На несколько продолжительных звонков не последовало никакой реакции, и это в какой-то степени успокоило нервничавшего Малахова: а ну как действительно нет хозяина дома, поскольку, кто взял трубку, выяснять там, в милиции, было некогда. Но вдруг медленно и со скрежетом отворилась калитка.
Когда позже беззвучно отъехали в сторону ворота, Турецкий понял, что калиткой этой, похоже, пользовались очень редко. В обширный асфальтированный двор въезжали только на машинах, которых за этим забором, кстати, стояло несколько. И все – иномарки, в основном германского происхождения – «мерседесы» и «БМВ».
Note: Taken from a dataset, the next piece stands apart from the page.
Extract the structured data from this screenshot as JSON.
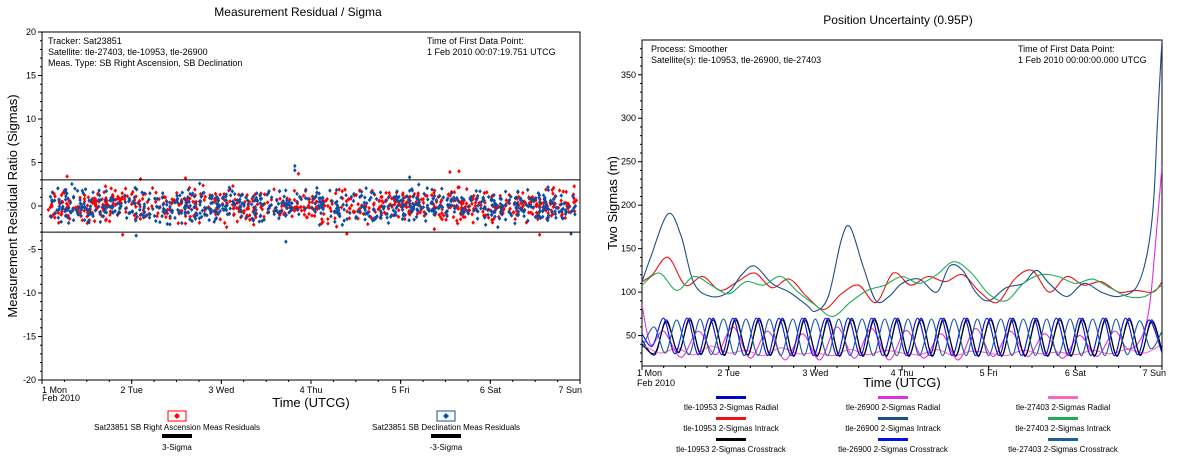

Увидев Малахова, охранник, одетый, несмотря на жаркий день, в джинсы и кожаную куртку с многочисленными «молниями», чернявый и заросший до глаз, оглядел остальных и отступил в сторону, разрешая пройти. Возле одного из «мерседесов» возились трое таких же черноволосых и курчавых, что-то укладывая в багажник. Захлопнули его и выжидающе уставились на пришедших.
– Гурам Ильич дома? – вежливо осведомился Малахов, напряженно глядя на сторожа и как бы подсказывая ответ.
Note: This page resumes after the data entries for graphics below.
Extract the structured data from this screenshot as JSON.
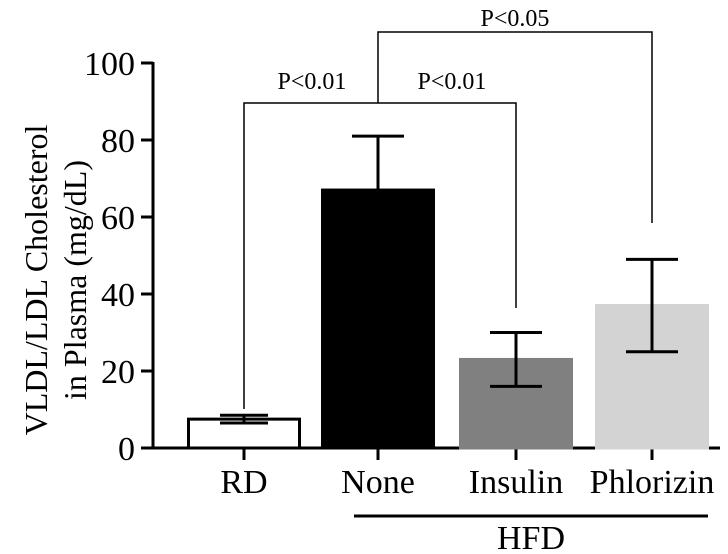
{
  "chart_data": {
    "type": "bar",
    "ylabel_line1": "VLDL/LDL Cholesterol",
    "ylabel_line2": "in Plasma (mg/dL)",
    "ylim": [
      0,
      100
    ],
    "yticks": [
      0,
      20,
      40,
      60,
      80,
      100
    ],
    "categories": [
      "RD",
      "None",
      "Insulin",
      "Phlorizin"
    ],
    "values": [
      7.5,
      67,
      23,
      37
    ],
    "error_low": [
      6.5,
      53,
      16,
      25
    ],
    "error_high": [
      8.5,
      81,
      30,
      49
    ],
    "bar_fill": [
      "#ffffff",
      "#000000",
      "#808080",
      "#d3d3d3"
    ],
    "bar_stroke": [
      "#000000",
      "#000000",
      "#808080",
      "#d3d3d3"
    ],
    "group": {
      "label": "HFD",
      "from": 1,
      "to": 3
    },
    "comparisons": [
      {
        "from": 0,
        "to": 1,
        "label": "P<0.01"
      },
      {
        "from": 1,
        "to": 2,
        "label": "P<0.01"
      },
      {
        "from": 1,
        "to": 3,
        "label": "P<0.05"
      }
    ],
    "grid": false,
    "legend": "none"
  }
}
Тот неопределенно пожал плечами и показал рукой на особняк, из которого вела во двор шикарная парадная лестница с мраморными вазонами по бокам, откуда тянулись к солнцу купы ярко-желтых цветов.
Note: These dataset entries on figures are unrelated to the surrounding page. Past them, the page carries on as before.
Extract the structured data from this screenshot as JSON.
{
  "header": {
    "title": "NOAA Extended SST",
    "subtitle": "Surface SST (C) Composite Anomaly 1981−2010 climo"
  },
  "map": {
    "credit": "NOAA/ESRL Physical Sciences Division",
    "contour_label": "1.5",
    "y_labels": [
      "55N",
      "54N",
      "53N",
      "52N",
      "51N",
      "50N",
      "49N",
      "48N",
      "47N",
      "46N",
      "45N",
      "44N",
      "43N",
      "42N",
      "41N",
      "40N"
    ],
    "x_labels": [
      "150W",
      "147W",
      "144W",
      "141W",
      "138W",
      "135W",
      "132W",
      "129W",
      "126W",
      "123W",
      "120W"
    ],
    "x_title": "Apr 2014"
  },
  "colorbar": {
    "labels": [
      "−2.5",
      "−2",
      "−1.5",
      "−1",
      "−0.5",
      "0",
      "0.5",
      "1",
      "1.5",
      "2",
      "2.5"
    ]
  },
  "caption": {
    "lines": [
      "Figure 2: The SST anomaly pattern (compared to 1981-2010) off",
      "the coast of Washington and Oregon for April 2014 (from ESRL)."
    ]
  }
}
– Позови, – приказал Емельяненко, но сторож оставил его обращение без внимания, продолжая прищуренными глазами смотреть на начальника милиции.
– В дом пройдем? – предложил Малахов, быстро оглядывая двор и замерших у «мерседеса» парней.
– Нет, сюда пусть выйдет! – еще резче приказал Емельяненко и продолжил, повернувшись к машинам во дворе: – Чей транспорт?
Сторож снова игнорировал вопрос неизвестного ему человека в камуфляжной форме.
Тогда Емельяненко сделал шаг по направлению к машинам, но трое парней решительно встали на его дороге, сунув правые руки под куртки, а через мгновенье к ним присоединился и сторож.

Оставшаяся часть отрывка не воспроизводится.